The company’s operating loss totaled $2 million and adjusted EBITDA totaled $2 billion, an increase of nearly 45% compared with the second quarter of 2014. Sprint attributed the EBITDA growth to expense reductions due to lower costs related to device leasing options and lower bad debt expense.

Sprint also said it plans to achieve a sustainable $2 billion reduction in operating expenses in fiscal 2016.

Sprint added 553,000 net postpaid (contract) subscribers in the second quarter. Of those, 199,000 migrated from the company’s prepaid roster. Net postpaid phone subscribers totaled 237,000, compared with a loss of 500,000 in the same period a year ago. Excluding those prepaid subscribers who migrated to postpaid plans, Sprint’s prepaid net losses would have totaled 164,000 compared with net additions of 35,000 a year ago.

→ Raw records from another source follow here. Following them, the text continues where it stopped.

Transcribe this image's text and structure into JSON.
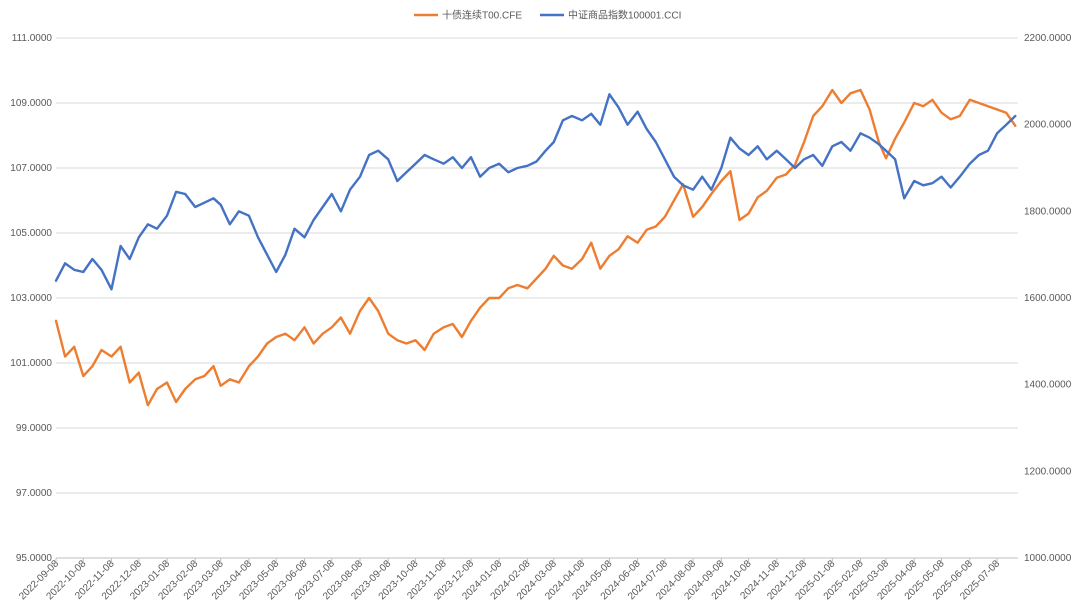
{
  "chart_data": {
    "type": "line",
    "title": "",
    "xlabel": "",
    "ylabel": "",
    "legend_position": "top",
    "grid": true,
    "x_tick_labels": [
      "2022-09-08",
      "2022-10-08",
      "2022-11-08",
      "2022-12-08",
      "2023-01-08",
      "2023-02-08",
      "2023-03-08",
      "2023-04-08",
      "2023-05-08",
      "2023-06-08",
      "2023-07-08",
      "2023-08-08",
      "2023-09-08",
      "2023-10-08",
      "2023-11-08",
      "2023-12-08",
      "2024-01-08",
      "2024-02-08",
      "2024-03-08",
      "2024-04-08",
      "2024-05-08",
      "2024-06-08",
      "2024-07-08",
      "2024-08-08",
      "2024-09-08",
      "2024-10-08",
      "2024-11-08",
      "2024-12-08",
      "2025-01-08",
      "2025-02-08",
      "2025-03-08",
      "2025-04-08",
      "2025-05-08",
      "2025-06-08",
      "2025-07-08"
    ],
    "y_left": {
      "range": [
        95,
        111
      ],
      "ticks": [
        "95.0000",
        "97.0000",
        "99.0000",
        "101.0000",
        "103.0000",
        "105.0000",
        "107.0000",
        "109.0000",
        "111.0000"
      ]
    },
    "y_right": {
      "range": [
        1000,
        2200
      ],
      "ticks": [
        "1000.0000",
        "1200.0000",
        "1400.0000",
        "1600.0000",
        "1800.0000",
        "2000.0000",
        "2200.0000"
      ]
    },
    "series": [
      {
        "name": "十债连续T00.CFE",
        "axis": "left",
        "color": "#ED7D31",
        "points": [
          [
            "2022-09-08",
            102.3
          ],
          [
            "2022-09-18",
            101.2
          ],
          [
            "2022-09-28",
            101.5
          ],
          [
            "2022-10-08",
            100.6
          ],
          [
            "2022-10-18",
            100.9
          ],
          [
            "2022-10-28",
            101.4
          ],
          [
            "2022-11-08",
            101.2
          ],
          [
            "2022-11-18",
            101.5
          ],
          [
            "2022-11-28",
            100.4
          ],
          [
            "2022-12-08",
            100.7
          ],
          [
            "2022-12-18",
            99.7
          ],
          [
            "2022-12-28",
            100.2
          ],
          [
            "2023-01-08",
            100.4
          ],
          [
            "2023-01-18",
            99.8
          ],
          [
            "2023-01-28",
            100.2
          ],
          [
            "2023-02-08",
            100.5
          ],
          [
            "2023-02-18",
            100.6
          ],
          [
            "2023-02-28",
            100.9
          ],
          [
            "2023-03-08",
            100.3
          ],
          [
            "2023-03-18",
            100.5
          ],
          [
            "2023-03-28",
            100.4
          ],
          [
            "2023-04-08",
            100.9
          ],
          [
            "2023-04-18",
            101.2
          ],
          [
            "2023-04-28",
            101.6
          ],
          [
            "2023-05-08",
            101.8
          ],
          [
            "2023-05-18",
            101.9
          ],
          [
            "2023-05-28",
            101.7
          ],
          [
            "2023-06-08",
            102.1
          ],
          [
            "2023-06-18",
            101.6
          ],
          [
            "2023-06-28",
            101.9
          ],
          [
            "2023-07-08",
            102.1
          ],
          [
            "2023-07-18",
            102.4
          ],
          [
            "2023-07-28",
            101.9
          ],
          [
            "2023-08-08",
            102.6
          ],
          [
            "2023-08-18",
            103.0
          ],
          [
            "2023-08-28",
            102.6
          ],
          [
            "2023-09-08",
            101.9
          ],
          [
            "2023-09-18",
            101.7
          ],
          [
            "2023-09-28",
            101.6
          ],
          [
            "2023-10-08",
            101.7
          ],
          [
            "2023-10-18",
            101.4
          ],
          [
            "2023-10-28",
            101.9
          ],
          [
            "2023-11-08",
            102.1
          ],
          [
            "2023-11-18",
            102.2
          ],
          [
            "2023-11-28",
            101.8
          ],
          [
            "2023-12-08",
            102.3
          ],
          [
            "2023-12-18",
            102.7
          ],
          [
            "2023-12-28",
            103.0
          ],
          [
            "2024-01-08",
            103.0
          ],
          [
            "2024-01-18",
            103.3
          ],
          [
            "2024-01-28",
            103.4
          ],
          [
            "2024-02-08",
            103.3
          ],
          [
            "2024-02-18",
            103.6
          ],
          [
            "2024-02-28",
            103.9
          ],
          [
            "2024-03-08",
            104.3
          ],
          [
            "2024-03-18",
            104.0
          ],
          [
            "2024-03-28",
            103.9
          ],
          [
            "2024-04-08",
            104.2
          ],
          [
            "2024-04-18",
            104.7
          ],
          [
            "2024-04-28",
            103.9
          ],
          [
            "2024-05-08",
            104.3
          ],
          [
            "2024-05-18",
            104.5
          ],
          [
            "2024-05-28",
            104.9
          ],
          [
            "2024-06-08",
            104.7
          ],
          [
            "2024-06-18",
            105.1
          ],
          [
            "2024-06-28",
            105.2
          ],
          [
            "2024-07-08",
            105.5
          ],
          [
            "2024-07-18",
            106.0
          ],
          [
            "2024-07-28",
            106.5
          ],
          [
            "2024-08-08",
            105.5
          ],
          [
            "2024-08-18",
            105.8
          ],
          [
            "2024-08-28",
            106.2
          ],
          [
            "2024-09-08",
            106.6
          ],
          [
            "2024-09-18",
            106.9
          ],
          [
            "2024-09-28",
            105.4
          ],
          [
            "2024-10-08",
            105.6
          ],
          [
            "2024-10-18",
            106.1
          ],
          [
            "2024-10-28",
            106.3
          ],
          [
            "2024-11-08",
            106.7
          ],
          [
            "2024-11-18",
            106.8
          ],
          [
            "2024-11-28",
            107.1
          ],
          [
            "2024-12-08",
            107.8
          ],
          [
            "2024-12-18",
            108.6
          ],
          [
            "2024-12-28",
            108.9
          ],
          [
            "2025-01-08",
            109.4
          ],
          [
            "2025-01-18",
            109.0
          ],
          [
            "2025-01-28",
            109.3
          ],
          [
            "2025-02-08",
            109.4
          ],
          [
            "2025-02-18",
            108.8
          ],
          [
            "2025-02-28",
            107.8
          ],
          [
            "2025-03-08",
            107.3
          ],
          [
            "2025-03-18",
            107.9
          ],
          [
            "2025-03-28",
            108.4
          ],
          [
            "2025-04-08",
            109.0
          ],
          [
            "2025-04-18",
            108.9
          ],
          [
            "2025-04-28",
            109.1
          ],
          [
            "2025-05-08",
            108.7
          ],
          [
            "2025-05-18",
            108.5
          ],
          [
            "2025-05-28",
            108.6
          ],
          [
            "2025-06-08",
            109.1
          ],
          [
            "2025-06-18",
            109.0
          ],
          [
            "2025-06-28",
            108.9
          ],
          [
            "2025-07-08",
            108.8
          ],
          [
            "2025-07-18",
            108.7
          ],
          [
            "2025-07-28",
            108.3
          ]
        ]
      },
      {
        "name": "中证商品指数100001.CCI",
        "axis": "right",
        "color": "#4472C4",
        "points": [
          [
            "2022-09-08",
            1640
          ],
          [
            "2022-09-18",
            1680
          ],
          [
            "2022-09-28",
            1665
          ],
          [
            "2022-10-08",
            1660
          ],
          [
            "2022-10-18",
            1690
          ],
          [
            "2022-10-28",
            1665
          ],
          [
            "2022-11-08",
            1620
          ],
          [
            "2022-11-18",
            1720
          ],
          [
            "2022-11-28",
            1690
          ],
          [
            "2022-12-08",
            1740
          ],
          [
            "2022-12-18",
            1770
          ],
          [
            "2022-12-28",
            1760
          ],
          [
            "2023-01-08",
            1790
          ],
          [
            "2023-01-18",
            1845
          ],
          [
            "2023-01-28",
            1840
          ],
          [
            "2023-02-08",
            1810
          ],
          [
            "2023-02-18",
            1820
          ],
          [
            "2023-02-28",
            1830
          ],
          [
            "2023-03-08",
            1815
          ],
          [
            "2023-03-18",
            1770
          ],
          [
            "2023-03-28",
            1800
          ],
          [
            "2023-04-08",
            1790
          ],
          [
            "2023-04-18",
            1740
          ],
          [
            "2023-04-28",
            1700
          ],
          [
            "2023-05-08",
            1660
          ],
          [
            "2023-05-18",
            1700
          ],
          [
            "2023-05-28",
            1760
          ],
          [
            "2023-06-08",
            1740
          ],
          [
            "2023-06-18",
            1780
          ],
          [
            "2023-06-28",
            1810
          ],
          [
            "2023-07-08",
            1840
          ],
          [
            "2023-07-18",
            1800
          ],
          [
            "2023-07-28",
            1850
          ],
          [
            "2023-08-08",
            1880
          ],
          [
            "2023-08-18",
            1930
          ],
          [
            "2023-08-28",
            1940
          ],
          [
            "2023-09-08",
            1920
          ],
          [
            "2023-09-18",
            1870
          ],
          [
            "2023-09-28",
            1890
          ],
          [
            "2023-10-08",
            1910
          ],
          [
            "2023-10-18",
            1930
          ],
          [
            "2023-10-28",
            1920
          ],
          [
            "2023-11-08",
            1910
          ],
          [
            "2023-11-18",
            1925
          ],
          [
            "2023-11-28",
            1900
          ],
          [
            "2023-12-08",
            1925
          ],
          [
            "2023-12-18",
            1880
          ],
          [
            "2023-12-28",
            1900
          ],
          [
            "2024-01-08",
            1910
          ],
          [
            "2024-01-18",
            1890
          ],
          [
            "2024-01-28",
            1900
          ],
          [
            "2024-02-08",
            1905
          ],
          [
            "2024-02-18",
            1915
          ],
          [
            "2024-02-28",
            1940
          ],
          [
            "2024-03-08",
            1960
          ],
          [
            "2024-03-18",
            2010
          ],
          [
            "2024-03-28",
            2020
          ],
          [
            "2024-04-08",
            2010
          ],
          [
            "2024-04-18",
            2025
          ],
          [
            "2024-04-28",
            2000
          ],
          [
            "2024-05-08",
            2070
          ],
          [
            "2024-05-18",
            2040
          ],
          [
            "2024-05-28",
            2000
          ],
          [
            "2024-06-08",
            2030
          ],
          [
            "2024-06-18",
            1990
          ],
          [
            "2024-06-28",
            1960
          ],
          [
            "2024-07-08",
            1920
          ],
          [
            "2024-07-18",
            1880
          ],
          [
            "2024-07-28",
            1860
          ],
          [
            "2024-08-08",
            1850
          ],
          [
            "2024-08-18",
            1880
          ],
          [
            "2024-08-28",
            1850
          ],
          [
            "2024-09-08",
            1900
          ],
          [
            "2024-09-18",
            1970
          ],
          [
            "2024-09-28",
            1945
          ],
          [
            "2024-10-08",
            1930
          ],
          [
            "2024-10-18",
            1950
          ],
          [
            "2024-10-28",
            1920
          ],
          [
            "2024-11-08",
            1940
          ],
          [
            "2024-11-18",
            1920
          ],
          [
            "2024-11-28",
            1900
          ],
          [
            "2024-12-08",
            1920
          ],
          [
            "2024-12-18",
            1930
          ],
          [
            "2024-12-28",
            1905
          ],
          [
            "2025-01-08",
            1950
          ],
          [
            "2025-01-18",
            1960
          ],
          [
            "2025-01-28",
            1940
          ],
          [
            "2025-02-08",
            1980
          ],
          [
            "2025-02-18",
            1970
          ],
          [
            "2025-02-28",
            1955
          ],
          [
            "2025-03-08",
            1940
          ],
          [
            "2025-03-18",
            1920
          ],
          [
            "2025-03-28",
            1830
          ],
          [
            "2025-04-08",
            1870
          ],
          [
            "2025-04-18",
            1860
          ],
          [
            "2025-04-28",
            1865
          ],
          [
            "2025-05-08",
            1880
          ],
          [
            "2025-05-18",
            1855
          ],
          [
            "2025-05-28",
            1880
          ],
          [
            "2025-06-08",
            1910
          ],
          [
            "2025-06-18",
            1930
          ],
          [
            "2025-06-28",
            1940
          ],
          [
            "2025-07-08",
            1980
          ],
          [
            "2025-07-18",
            2000
          ],
          [
            "2025-07-28",
            2020
          ]
        ]
      }
    ]
  }
}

The company claims a total of 57.87 million connections, up from 53.92 million at the same time last year. Average revenue per user (ARPU) on the Sprint platform fell by about $6.50 per month for postpaid subscribers and rose by about $0.35 per prepaid customer compared with the second quarter of 2014.

CEO Marcelo Claure said:

This quarter marked an inflection point in our turnaround journey, as we achieved positive postpaid phone net additions for the first time in over two years. In addition, we set another record low for postpaid churn and improved sequentially in the September quarter, something no US carrier has ever done before.

Sprint also tried to staunch fears about its liquidity:

Sprint continues to work toward utilizing its assets to help fund the business and fuel future growth. The company has made significant progress working with SoftBank and others to establish a handset leasing company and expects to close in the next few weeks. In combination with the aforementioned plans for significant operating expense reductions, Sprint expects the handset leasing company and other upcoming financing structures to sufficiently meet the company’s cash needs for the foreseeable future.

Sprint’s stock traded down nearly 7.5% in Tuesday’s premarket, at $4.49 in a 52-week range of $3.10 to $5.46. Shares closed at $4.85 on Monday. The consensus price target was $7.28 before Tuesday’s announcement.